SETELAH selesai mengerjakan patung dan relief tugu dua tahun ALRI di Pariaman, saya pindah ke Bukittinggi. Mendirikan sanggar Arca, di mana bergabung beberapa seniman—terutama pelukis. Sanggar kami banyak mendapat order. Membuat lukisan dan juga patung Soekarno Hatta. Juga merencanakan tugu tiga tahun Komandemen Sumatera. Tapi tugu itu tak jadi dibuat karena masyarakat keberatan kalau lapangan sepak bola diubah fungsinya jadi Taman Tugu tersebut. Mungkin karena batal, beberapa teman termasuk kasir kami minggat. Mereka pergi ke Aceh melalui jalan laut. Uang sanggar ikut mereka bawa. Tak lama kemudian Agresi Belanda II pun terjadi.
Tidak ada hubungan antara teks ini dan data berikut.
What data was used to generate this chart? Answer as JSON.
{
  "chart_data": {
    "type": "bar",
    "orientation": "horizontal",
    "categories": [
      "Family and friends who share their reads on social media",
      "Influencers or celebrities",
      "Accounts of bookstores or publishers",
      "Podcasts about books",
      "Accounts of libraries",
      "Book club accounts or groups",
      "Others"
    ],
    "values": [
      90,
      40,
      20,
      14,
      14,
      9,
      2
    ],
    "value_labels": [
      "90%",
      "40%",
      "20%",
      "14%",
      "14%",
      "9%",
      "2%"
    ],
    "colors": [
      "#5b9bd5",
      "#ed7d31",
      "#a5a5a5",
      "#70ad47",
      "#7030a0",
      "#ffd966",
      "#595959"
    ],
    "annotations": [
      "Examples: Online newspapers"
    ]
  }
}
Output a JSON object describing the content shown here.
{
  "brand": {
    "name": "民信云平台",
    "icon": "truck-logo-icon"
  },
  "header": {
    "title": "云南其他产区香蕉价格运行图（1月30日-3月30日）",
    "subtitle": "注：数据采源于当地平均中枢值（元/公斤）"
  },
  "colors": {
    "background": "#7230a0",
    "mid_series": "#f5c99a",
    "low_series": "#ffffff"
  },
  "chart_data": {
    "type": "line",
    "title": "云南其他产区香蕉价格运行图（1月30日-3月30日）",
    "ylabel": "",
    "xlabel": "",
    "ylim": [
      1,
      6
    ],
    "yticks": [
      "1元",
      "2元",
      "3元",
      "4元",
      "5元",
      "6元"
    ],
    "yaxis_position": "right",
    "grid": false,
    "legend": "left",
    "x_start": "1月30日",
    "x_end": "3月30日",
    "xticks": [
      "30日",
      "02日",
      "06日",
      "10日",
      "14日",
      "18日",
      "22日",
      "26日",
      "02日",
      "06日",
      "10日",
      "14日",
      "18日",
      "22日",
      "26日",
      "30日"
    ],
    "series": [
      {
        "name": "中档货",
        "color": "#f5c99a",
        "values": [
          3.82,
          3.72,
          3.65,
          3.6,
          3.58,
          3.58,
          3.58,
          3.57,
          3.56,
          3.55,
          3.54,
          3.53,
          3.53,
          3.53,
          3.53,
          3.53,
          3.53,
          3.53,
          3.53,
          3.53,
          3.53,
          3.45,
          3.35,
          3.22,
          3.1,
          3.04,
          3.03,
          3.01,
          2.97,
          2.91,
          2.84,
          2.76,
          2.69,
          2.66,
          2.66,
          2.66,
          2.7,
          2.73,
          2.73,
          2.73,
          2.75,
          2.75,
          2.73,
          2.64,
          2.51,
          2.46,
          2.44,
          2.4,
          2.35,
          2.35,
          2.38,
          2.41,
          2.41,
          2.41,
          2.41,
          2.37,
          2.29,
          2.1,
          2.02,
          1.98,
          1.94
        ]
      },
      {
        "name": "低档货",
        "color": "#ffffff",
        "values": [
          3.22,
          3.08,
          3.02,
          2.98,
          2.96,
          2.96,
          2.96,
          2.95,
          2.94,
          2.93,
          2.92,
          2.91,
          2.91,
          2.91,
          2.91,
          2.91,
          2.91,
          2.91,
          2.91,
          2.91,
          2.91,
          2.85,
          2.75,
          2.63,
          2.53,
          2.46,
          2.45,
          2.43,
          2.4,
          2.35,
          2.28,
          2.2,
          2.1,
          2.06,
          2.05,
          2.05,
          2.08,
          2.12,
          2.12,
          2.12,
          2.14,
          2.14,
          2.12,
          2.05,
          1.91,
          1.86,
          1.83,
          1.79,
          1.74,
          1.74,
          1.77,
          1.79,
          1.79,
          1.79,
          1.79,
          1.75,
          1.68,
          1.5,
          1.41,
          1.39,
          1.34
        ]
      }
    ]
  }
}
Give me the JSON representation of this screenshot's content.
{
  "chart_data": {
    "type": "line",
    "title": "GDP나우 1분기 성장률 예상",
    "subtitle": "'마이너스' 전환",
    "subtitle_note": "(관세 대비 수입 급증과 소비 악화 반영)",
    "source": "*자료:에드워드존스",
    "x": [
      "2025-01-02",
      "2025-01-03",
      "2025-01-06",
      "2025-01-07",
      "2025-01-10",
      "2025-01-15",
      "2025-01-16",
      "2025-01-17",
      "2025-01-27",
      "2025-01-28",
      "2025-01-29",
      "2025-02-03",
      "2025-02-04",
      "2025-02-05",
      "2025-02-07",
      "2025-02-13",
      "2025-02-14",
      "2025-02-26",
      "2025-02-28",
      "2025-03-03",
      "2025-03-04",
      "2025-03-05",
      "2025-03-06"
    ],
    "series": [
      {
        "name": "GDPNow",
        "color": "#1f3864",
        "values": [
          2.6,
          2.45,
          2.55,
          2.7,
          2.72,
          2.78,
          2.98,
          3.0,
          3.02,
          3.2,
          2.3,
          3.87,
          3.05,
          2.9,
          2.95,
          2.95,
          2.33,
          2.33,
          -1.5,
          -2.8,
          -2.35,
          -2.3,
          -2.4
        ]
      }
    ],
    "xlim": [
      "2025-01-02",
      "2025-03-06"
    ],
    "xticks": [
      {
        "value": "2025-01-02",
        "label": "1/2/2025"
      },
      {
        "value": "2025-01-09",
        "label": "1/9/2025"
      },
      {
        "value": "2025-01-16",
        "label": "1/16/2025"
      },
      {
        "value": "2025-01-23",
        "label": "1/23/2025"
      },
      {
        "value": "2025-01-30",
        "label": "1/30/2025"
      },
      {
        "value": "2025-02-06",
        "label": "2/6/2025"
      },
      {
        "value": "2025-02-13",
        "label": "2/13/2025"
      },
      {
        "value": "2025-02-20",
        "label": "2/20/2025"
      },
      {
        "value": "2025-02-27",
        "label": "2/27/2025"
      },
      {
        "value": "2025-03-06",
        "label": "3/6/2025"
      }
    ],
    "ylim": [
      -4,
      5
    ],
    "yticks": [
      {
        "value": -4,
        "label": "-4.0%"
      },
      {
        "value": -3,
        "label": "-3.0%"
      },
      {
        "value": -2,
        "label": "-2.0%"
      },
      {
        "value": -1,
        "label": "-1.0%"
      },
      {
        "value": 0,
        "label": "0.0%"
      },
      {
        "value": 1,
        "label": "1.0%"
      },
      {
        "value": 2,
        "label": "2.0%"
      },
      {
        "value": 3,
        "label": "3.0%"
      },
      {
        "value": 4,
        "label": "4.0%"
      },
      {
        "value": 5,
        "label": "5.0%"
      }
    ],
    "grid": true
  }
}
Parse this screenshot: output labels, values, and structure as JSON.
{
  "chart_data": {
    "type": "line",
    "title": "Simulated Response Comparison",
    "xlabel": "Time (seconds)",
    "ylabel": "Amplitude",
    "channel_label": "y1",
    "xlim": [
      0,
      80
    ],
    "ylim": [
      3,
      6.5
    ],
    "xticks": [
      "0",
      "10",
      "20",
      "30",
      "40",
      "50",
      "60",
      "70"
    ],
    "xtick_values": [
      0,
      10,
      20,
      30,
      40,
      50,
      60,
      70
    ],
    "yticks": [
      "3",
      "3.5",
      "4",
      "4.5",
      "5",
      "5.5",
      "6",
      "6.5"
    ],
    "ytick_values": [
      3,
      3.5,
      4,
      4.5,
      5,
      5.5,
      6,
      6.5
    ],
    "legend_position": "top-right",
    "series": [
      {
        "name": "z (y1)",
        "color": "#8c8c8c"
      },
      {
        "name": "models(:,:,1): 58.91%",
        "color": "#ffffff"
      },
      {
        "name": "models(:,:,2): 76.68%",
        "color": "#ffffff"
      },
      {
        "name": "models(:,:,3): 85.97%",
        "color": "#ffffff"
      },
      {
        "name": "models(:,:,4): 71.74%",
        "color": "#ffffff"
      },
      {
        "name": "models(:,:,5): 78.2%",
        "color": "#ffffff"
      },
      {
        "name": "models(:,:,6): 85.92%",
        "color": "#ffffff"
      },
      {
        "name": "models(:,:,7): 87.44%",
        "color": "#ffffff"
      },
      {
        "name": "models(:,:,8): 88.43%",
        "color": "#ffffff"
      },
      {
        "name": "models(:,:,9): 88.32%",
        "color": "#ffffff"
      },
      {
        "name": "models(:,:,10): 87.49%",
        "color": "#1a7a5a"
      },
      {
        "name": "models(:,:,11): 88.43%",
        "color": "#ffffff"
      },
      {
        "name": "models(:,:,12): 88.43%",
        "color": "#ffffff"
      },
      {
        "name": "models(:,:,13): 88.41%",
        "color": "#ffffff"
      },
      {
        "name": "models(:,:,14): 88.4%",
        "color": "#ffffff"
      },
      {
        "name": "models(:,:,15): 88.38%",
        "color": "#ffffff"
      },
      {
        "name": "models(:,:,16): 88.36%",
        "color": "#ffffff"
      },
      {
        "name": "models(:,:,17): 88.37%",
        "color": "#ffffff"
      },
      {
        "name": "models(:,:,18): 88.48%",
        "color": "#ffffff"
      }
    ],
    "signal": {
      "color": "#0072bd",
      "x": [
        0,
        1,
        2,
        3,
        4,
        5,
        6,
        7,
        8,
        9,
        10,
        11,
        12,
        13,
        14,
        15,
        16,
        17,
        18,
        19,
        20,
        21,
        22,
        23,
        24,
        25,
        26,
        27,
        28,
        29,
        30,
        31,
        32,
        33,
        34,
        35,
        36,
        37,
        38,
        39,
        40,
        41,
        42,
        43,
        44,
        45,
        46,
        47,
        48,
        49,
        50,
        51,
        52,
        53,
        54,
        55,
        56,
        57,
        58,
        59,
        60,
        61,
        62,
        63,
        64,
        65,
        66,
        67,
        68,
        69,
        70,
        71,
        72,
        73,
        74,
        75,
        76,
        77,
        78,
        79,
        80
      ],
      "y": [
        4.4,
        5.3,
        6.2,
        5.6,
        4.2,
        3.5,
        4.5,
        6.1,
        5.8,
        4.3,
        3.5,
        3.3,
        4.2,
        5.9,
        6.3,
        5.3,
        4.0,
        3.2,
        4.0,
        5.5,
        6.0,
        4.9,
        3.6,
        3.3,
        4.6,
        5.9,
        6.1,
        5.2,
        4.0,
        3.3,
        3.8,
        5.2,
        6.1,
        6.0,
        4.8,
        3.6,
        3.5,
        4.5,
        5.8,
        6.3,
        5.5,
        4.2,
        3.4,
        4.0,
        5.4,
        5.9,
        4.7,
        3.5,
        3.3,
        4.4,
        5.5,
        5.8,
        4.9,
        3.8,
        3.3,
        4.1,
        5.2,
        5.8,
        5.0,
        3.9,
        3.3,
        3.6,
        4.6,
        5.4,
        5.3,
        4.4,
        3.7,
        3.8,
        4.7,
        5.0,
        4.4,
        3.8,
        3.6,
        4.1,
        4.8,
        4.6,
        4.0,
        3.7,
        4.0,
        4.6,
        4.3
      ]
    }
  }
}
Di kota itu saya mendirikan organisasi seniman Muda Indonesia, dengan singkatan SEMI. Berhimpun dengan lebih banyak ragam seniman. Saya kira waktu itu, sampai awal PRRI, organisasi tersebut sangat bergengsi. Pameran dan teater kami dikunjungi banyak orang.
Saya pun bergabung dengan Sumatera Symphony Orchestra sebagai pemain flute. Musisinya terdiri dari para profesional dan amatir, para pengungsi dari Medan dan Padang, serta di Bukittinggi sendiri. Yang dari Medan saya masih ingat beberapa nama seperti A. Chalik, Lily Suhairy, Saabah dan anaknya Sabni Saabah, Buyung Ramli dan lain-lain. Dari Padang Paman Kandar, Wandin Zahar. Boestanoel Arifin Adam pun ikut sebagai violis satu. Kami mainkan beberapa komposisi dari Beethoven, Bach dan Mozart, karya-karya yang dikenal berat. Itulah “trade mark” konduktor A. Chalik. Dan sehabis memainkan salah satu karya Figaro sepanjang tujuh menit dalam tempo cepat dan nada-nada tinggi, maka kepala saya rasakan terbang!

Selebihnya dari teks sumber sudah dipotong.